Olympischer Rückblick: Goldenes Dutzend von 2002 ist kaum zu toppen

Olympischer Rückblick
Goldenes Dutzend von 2002 ist kaum zu toppen

Die deutschen Olympioniken waren in Salt Lake City 2002 so verfolgreich wie selten. Ihr goldenes Dutzend überstrahlte alles. Drei schnelle Frauen durften das höchste olympische Glücksgefühl sogar zwei Mal auskosten.

HB TURIN. Als Kati Wilhelm und Andrea Henkel ihren Doppel-Coup im Biathlon längst gelandet hatten, startete Claudia Pechstein auf dem höchstgelegenen Eisschnelllauf-Oval der Welt zu einem 5000-Meter-Rennen der Superlative. An jenem 23. Februar 2002, um 22.35 Uhr MEZ, hatte die Berlinerin bei den XIX. Olympischen Winterspielen in Salt Lake City nach dem 3000-m-Sieg ihre zweite Goldmedaille erkämpft. Und wieder mit Weltrekord! "Es ist der Wahnsinn, dieses Gefühl", schrie Claudia "Glückstein" heraus.

Einen Tag nach ihrem 30. Geburtstag wurde sie von den Fans im Utah Olympic Oval für ihre Traumzeit von 6:46,91 Minuten gefeiert - fünfeinhalb Sekunden unter dem bisherigen Weltrekord. Doch damit nicht genug: Ihr insgesamt siebtes Edelmetall (4 Gold/1 Silber/2 Bronze) und der historische Hattrick mit drei Mal 5000-m-Gold in Serie zwischen Hamar (1994) und Salt Lake City machten sie zur erfolgreichsten deutschen Winter-Olympionikin. An jenem denkwürdigen Abend zog die Musterschülerin von Erfolgstrainer Achim Franke an ihrer Disziplinkollegin Karin Kania-Enke (3/4/1) vorbei. Anni Friesinger gewann den "Busenkrieg", verlor aber das "Zickenduell": Gold über 1500 Meter waren mehr als ein schwacher Trost.

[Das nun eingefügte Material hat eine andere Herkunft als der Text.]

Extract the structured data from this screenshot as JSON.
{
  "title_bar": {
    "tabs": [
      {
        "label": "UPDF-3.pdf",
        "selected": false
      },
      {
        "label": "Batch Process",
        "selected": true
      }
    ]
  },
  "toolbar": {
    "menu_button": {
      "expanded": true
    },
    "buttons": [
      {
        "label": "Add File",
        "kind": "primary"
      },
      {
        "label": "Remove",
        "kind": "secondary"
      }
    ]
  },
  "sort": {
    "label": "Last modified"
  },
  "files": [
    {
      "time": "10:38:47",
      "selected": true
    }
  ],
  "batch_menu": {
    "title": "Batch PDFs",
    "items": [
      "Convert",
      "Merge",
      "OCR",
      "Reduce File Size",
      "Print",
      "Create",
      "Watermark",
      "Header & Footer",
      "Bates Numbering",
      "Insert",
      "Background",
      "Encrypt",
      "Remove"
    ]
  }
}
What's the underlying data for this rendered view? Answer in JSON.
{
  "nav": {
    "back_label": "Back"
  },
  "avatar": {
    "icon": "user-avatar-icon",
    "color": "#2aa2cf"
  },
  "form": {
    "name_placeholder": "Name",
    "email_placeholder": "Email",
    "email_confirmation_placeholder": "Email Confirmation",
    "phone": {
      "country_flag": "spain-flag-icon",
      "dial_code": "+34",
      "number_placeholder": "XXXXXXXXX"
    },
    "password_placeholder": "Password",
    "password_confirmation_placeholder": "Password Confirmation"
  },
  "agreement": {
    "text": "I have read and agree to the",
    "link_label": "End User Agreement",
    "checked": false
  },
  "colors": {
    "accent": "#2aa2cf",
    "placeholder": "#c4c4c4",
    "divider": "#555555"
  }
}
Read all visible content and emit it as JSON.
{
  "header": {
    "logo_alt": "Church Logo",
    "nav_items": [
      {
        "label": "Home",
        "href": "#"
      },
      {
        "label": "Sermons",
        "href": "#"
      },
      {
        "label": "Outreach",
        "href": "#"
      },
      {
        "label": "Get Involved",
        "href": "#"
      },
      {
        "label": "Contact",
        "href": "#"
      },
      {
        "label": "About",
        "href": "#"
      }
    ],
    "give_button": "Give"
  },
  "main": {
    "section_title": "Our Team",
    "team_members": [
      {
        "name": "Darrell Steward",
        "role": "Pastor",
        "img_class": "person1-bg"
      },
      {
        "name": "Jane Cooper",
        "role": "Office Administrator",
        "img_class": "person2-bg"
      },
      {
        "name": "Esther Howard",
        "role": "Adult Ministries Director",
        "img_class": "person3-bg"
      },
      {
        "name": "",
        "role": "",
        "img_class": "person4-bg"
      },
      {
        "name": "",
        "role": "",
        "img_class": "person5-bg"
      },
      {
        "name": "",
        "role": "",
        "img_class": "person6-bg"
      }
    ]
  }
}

Zwölf Mal erklang zwischen dem 8. und 24. Februar am Großen Salzsee die deutsche Hymne, doch nicht nur Claudia Pechstein hat's in der Mormonen-Metropole doppelt gemacht. "Rotkäppchen" Kati Wilhelm (Zella-Mehlis) gewann den 7,5-km-Sprint und gemeinsam mit 15-km- Siegerin Andrea Henkel (Oberhof) zum krönenden Abschluss auch noch die Biathlon-Staffel. Weil sie auch noch Zweite in der 10-km- Verfolgung wurde, avancierte Kati Wilhelm mit drei Medaillen (2/1/0) zur erfolgreichsten deutschen Teilnehmerin.

Nach dem Schanzen-Krimi und der knappsten Team-Entscheidung aller Zeiten kannte der Jubel bei den deutschen Skispringern keine Grenzen mehr. Nach acht Durchgängen gab es ein Happy End, ein winziger Zehntel-Punkt entschied zu Gunsten des DSV-Quartetts - umgerechnet 5,5 Zentimeter. Martin Schmitt, Sven Hannawald, Michael Uhrmann und Stephan Hocke bekamen 974,1 Punkte, angesichts einer halben Skibreite war Silber für die Finnen (974,0) ein schwacher Trost. "Ich weiß nicht, ob ich so etwas noch einmal durchstehe", stöhnte der damalige Bundestrainer Reinhard Heß, nachdem Schmitt mit seinem glänzenden Comeback und neuen Skiern für den Team-Triumph gesorgt hatte.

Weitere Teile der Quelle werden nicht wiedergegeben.